Digital embellishment initiative focuses on new products to be introduced to the local market in time for PacPrint.

Following Konica Minolta’s majority share acquisition of the Paris-based MGI this year, the two companies are on a global campaign to integrate their product lines.  This week a full complement of the Konica Minolta national commercial sales team, came to Sydney to be briefed on the rollout strategy by Anthony Lewis, General Manger, Specialised Print and David Cascarino, National Manager, Industrial Print. They also heard from Kevin Abergel, vice president sales and marketing, MGI, a long-time corporate evangelist for the innovative toner-based printing and inkjet embellishing technology, along with Yoshiyuki Ishii, director of sales and marketing, Asia Pacific.

The addition of the MGI product line-up is a key part of Konica Minolta’s expansion into different areas of printing, that also includes 3D and label printing. Visitors to the Konica Minolta stand at PacPrint will be able to see first hand the new JETvarnish 3D Evolution B2 machine, which made such a splash at drupa this year along with a Meteor Unlimited Colors Se+ digital press.

According a pumped-up Lewis the MGI products are targeted towards packaging printers, high-end digital houses and commercial printers. “I’m very excited about this. The technology is great and the time is right for printers to move further into adding value to their print,” he said.

While MGI started off producing its toner printing presses, in recent years the emphasis has swung toward the Jet Varnish digital embellishing. Now over 60% of the company's business comes from the burgeoning digital embellishment.

However in an innovative combination, the Meteor can now print on digitally foiled material. This reflects the deep synergies between the two company’s technologies with MGI using Konica Minolta inkjet heads in all its products for years.

There are now more than 3000 MGI digital embellishment customers around the world since the technology was first launched in 2008. Three are in Australia under old distribution arrangements.

Abergel makes the point of those machines installed, 80% have been placed with commercial printers, with the remaining going into professional finishing businesses. He maintains that many printers without their own in-house systems actively sell against the use of embellishment in print as it involves sending out the work to a third party.

“They talk the customer out of it because it’s too much trouble, even if it makes them extra money. On the other hand when they have an MGI in-house they up-sell all the time,” he said. There is a strategy among MGI printers to often include a few samples of the same print job embellished with the finished delivery, saying, ‘See, this is what you could be getting.’

“It’s upselling and it works, said Abergel.

In a world first, he announced the availability of a new MGI varnish coating for uncoated stock that doesn’t de-nature the paper, bringing digital embellishing on such items as wine labels into play. This is very much in line with the company's continuing development of ‘clever’ inks. Currently it is promoting RFID nano-particle conductive ink that performs the function of computer chips in tracking products.
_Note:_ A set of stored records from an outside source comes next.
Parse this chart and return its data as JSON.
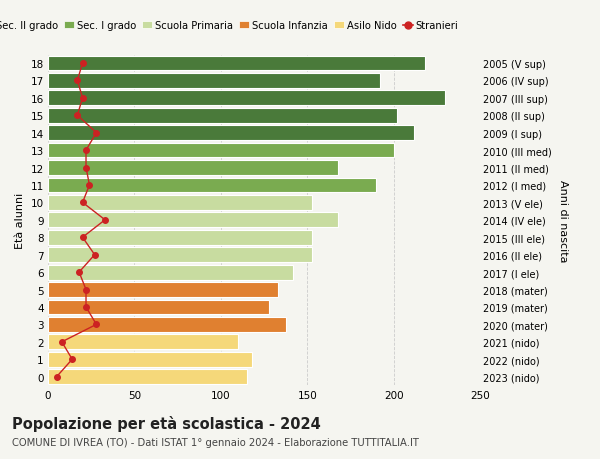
{
  "ages": [
    0,
    1,
    2,
    3,
    4,
    5,
    6,
    7,
    8,
    9,
    10,
    11,
    12,
    13,
    14,
    15,
    16,
    17,
    18
  ],
  "right_labels": [
    "2023 (nido)",
    "2022 (nido)",
    "2021 (nido)",
    "2020 (mater)",
    "2019 (mater)",
    "2018 (mater)",
    "2017 (I ele)",
    "2016 (II ele)",
    "2015 (III ele)",
    "2014 (IV ele)",
    "2013 (V ele)",
    "2012 (I med)",
    "2011 (II med)",
    "2010 (III med)",
    "2009 (I sup)",
    "2008 (II sup)",
    "2007 (III sup)",
    "2006 (IV sup)",
    "2005 (V sup)"
  ],
  "bar_values": [
    115,
    118,
    110,
    138,
    128,
    133,
    142,
    153,
    153,
    168,
    153,
    190,
    168,
    200,
    212,
    202,
    230,
    192,
    218
  ],
  "bar_colors": [
    "#f5d87a",
    "#f5d87a",
    "#f5d87a",
    "#e08030",
    "#e08030",
    "#e08030",
    "#c8dca0",
    "#c8dca0",
    "#c8dca0",
    "#c8dca0",
    "#c8dca0",
    "#7aab50",
    "#7aab50",
    "#7aab50",
    "#4a7a3a",
    "#4a7a3a",
    "#4a7a3a",
    "#4a7a3a",
    "#4a7a3a"
  ],
  "stranieri_values": [
    5,
    14,
    8,
    28,
    22,
    22,
    18,
    27,
    20,
    33,
    20,
    24,
    22,
    22,
    28,
    17,
    20,
    17,
    20
  ],
  "xlim": [
    0,
    250
  ],
  "xlabel_ticks": [
    0,
    50,
    100,
    150,
    200,
    250
  ],
  "ylabel": "Età alunni",
  "right_ylabel": "Anni di nascita",
  "legend_labels": [
    "Sec. II grado",
    "Sec. I grado",
    "Scuola Primaria",
    "Scuola Infanzia",
    "Asilo Nido",
    "Stranieri"
  ],
  "legend_colors": [
    "#4a7a3a",
    "#7aab50",
    "#c8dca0",
    "#e08030",
    "#f5d87a",
    "#cc2222"
  ],
  "title": "Popolazione per età scolastica - 2024",
  "subtitle": "COMUNE DI IVREA (TO) - Dati ISTAT 1° gennaio 2024 - Elaborazione TUTTITALIA.IT",
  "bg_color": "#f5f5f0",
  "bar_edge_color": "#ffffff",
  "grid_color": "#cccccc"
}
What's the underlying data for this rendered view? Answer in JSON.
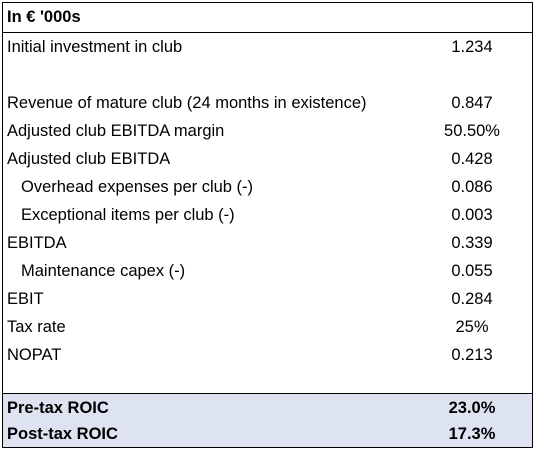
{
  "header": {
    "title": "In € '000s"
  },
  "rows": [
    {
      "label": "Initial investment in club",
      "value": "1.234"
    },
    {
      "label": "Revenue of mature club (24 months in existence)",
      "value": "0.847"
    },
    {
      "label": "Adjusted club EBITDA margin",
      "value": "50.50%"
    },
    {
      "label": "Adjusted club EBITDA",
      "value": "0.428"
    },
    {
      "label": "Overhead expenses per club (-)",
      "value": "0.086"
    },
    {
      "label": "Exceptional items per club (-)",
      "value": "0.003"
    },
    {
      "label": "EBITDA",
      "value": "0.339"
    },
    {
      "label": "Maintenance capex (-)",
      "value": "0.055"
    },
    {
      "label": "EBIT",
      "value": "0.284"
    },
    {
      "label": "Tax rate",
      "value": "25%"
    },
    {
      "label": "NOPAT",
      "value": "0.213"
    },
    {
      "label": "Pre-tax ROIC",
      "value": "23.0%"
    },
    {
      "label": "Post-tax ROIC",
      "value": "17.3%"
    }
  ],
  "colors": {
    "summary_fill": "#dde3f1",
    "border": "#000000"
  }
}
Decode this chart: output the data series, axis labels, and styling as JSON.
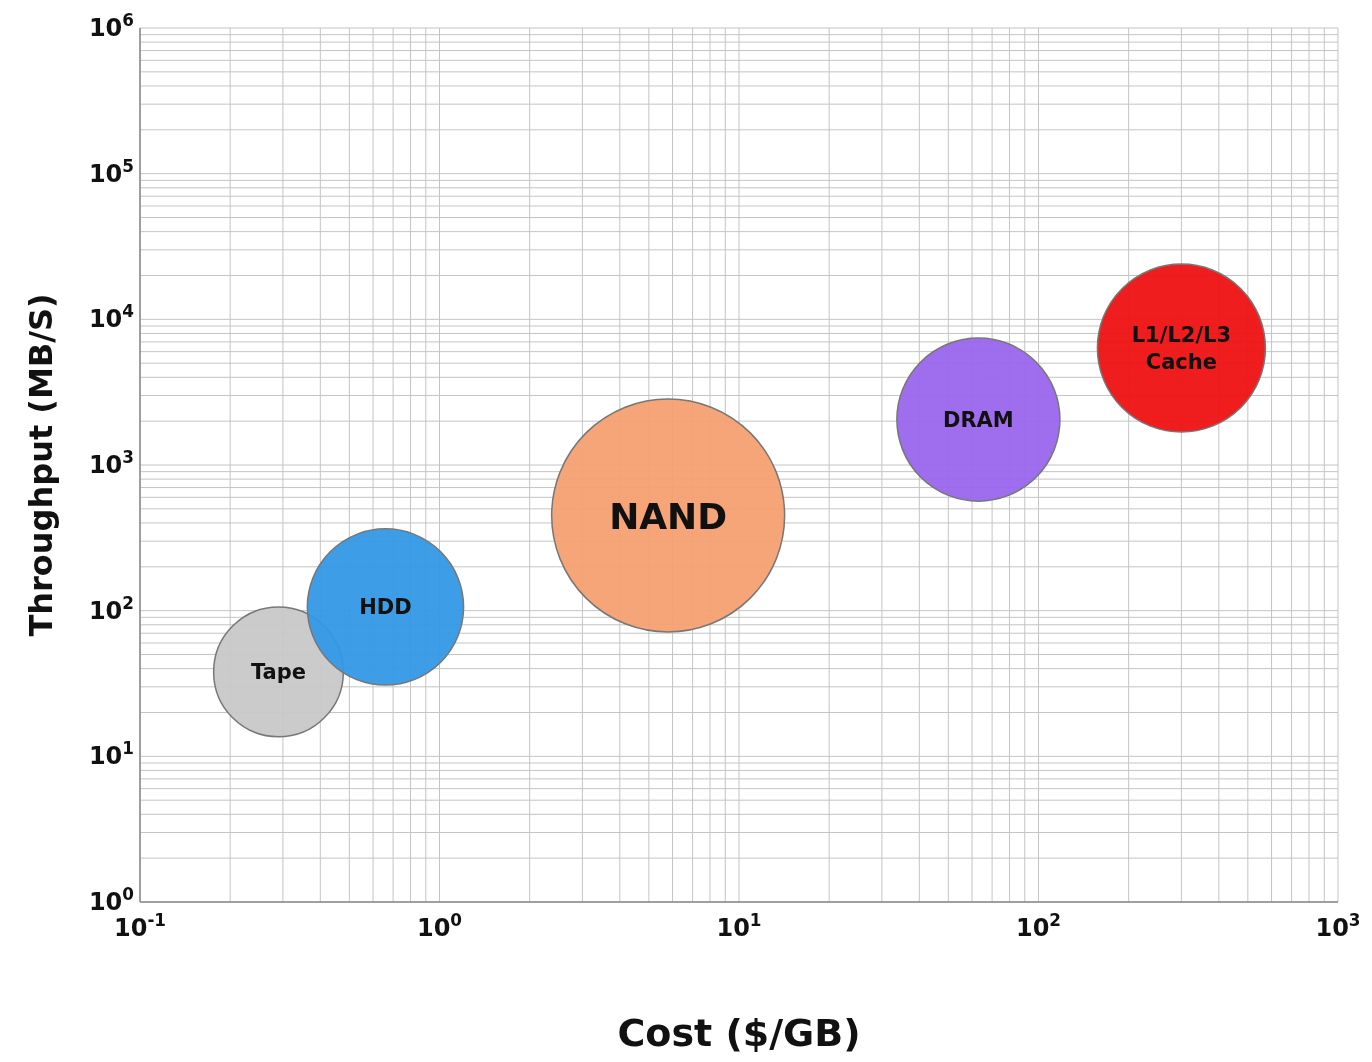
{
  "chart_data": {
    "type": "bubble",
    "xlabel": "Cost ($/GB)",
    "ylabel": "Throughput (MB/S)",
    "log": "xy",
    "grid": true,
    "legend": false,
    "xlim": [
      0.1,
      1000
    ],
    "ylim": [
      1,
      1000000
    ],
    "xticks": [
      {
        "value": 0.1,
        "label": "10$^{-1}$"
      },
      {
        "value": 1,
        "label": "10$^{0}$"
      },
      {
        "value": 10,
        "label": "10$^{1}$"
      },
      {
        "value": 100,
        "label": "10$^{2}$"
      },
      {
        "value": 1000,
        "label": "10$^{3}$"
      }
    ],
    "yticks": [
      {
        "value": 1,
        "label": "10$^{0}$"
      },
      {
        "value": 10,
        "label": "10$^{1}$"
      },
      {
        "value": 100,
        "label": "10$^{2}$"
      },
      {
        "value": 1000,
        "label": "10$^{3}$"
      },
      {
        "value": 10000,
        "label": "10$^{4}$"
      },
      {
        "value": 100000,
        "label": "10$^{5}$"
      },
      {
        "value": 1000000,
        "label": "10$^{6}$"
      }
    ],
    "series": [
      {
        "name": "Tape",
        "color": "#c8c8c8",
        "x": [
          0.29
        ],
        "values": [
          38
        ],
        "sizes": [
          0.31
        ]
      },
      {
        "name": "HDD",
        "color": "#3399e6",
        "x": [
          0.66
        ],
        "values": [
          106
        ],
        "sizes": [
          0.45
        ]
      },
      {
        "name": "NAND",
        "color": "#f4a070",
        "x": [
          5.8
        ],
        "values": [
          450
        ],
        "sizes": [
          1
        ]
      },
      {
        "name": "DRAM",
        "color": "#9966ee",
        "x": [
          63
        ],
        "values": [
          2050
        ],
        "sizes": [
          0.49
        ]
      },
      {
        "name": "L1/L2/L3 Cache",
        "color": "#ee1111",
        "x": [
          300
        ],
        "values": [
          6350
        ],
        "sizes": [
          0.52
        ]
      }
    ]
  }
}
Abergel believes this is part of the bright future of the company. He says according to studies that digital embellishing will grow by 40% over the next three years as printers respond to the demand from brands for minimal stockholdings and increased personalisation of products such as fashion and confectionary.

He is looking forward to the rollout of the MGI products with Konica Minolta in the local market and promises to be back for PacPrint 2017 in Melbourne (he lives in Melbourne, Florida, USA) to see the first of them enter service.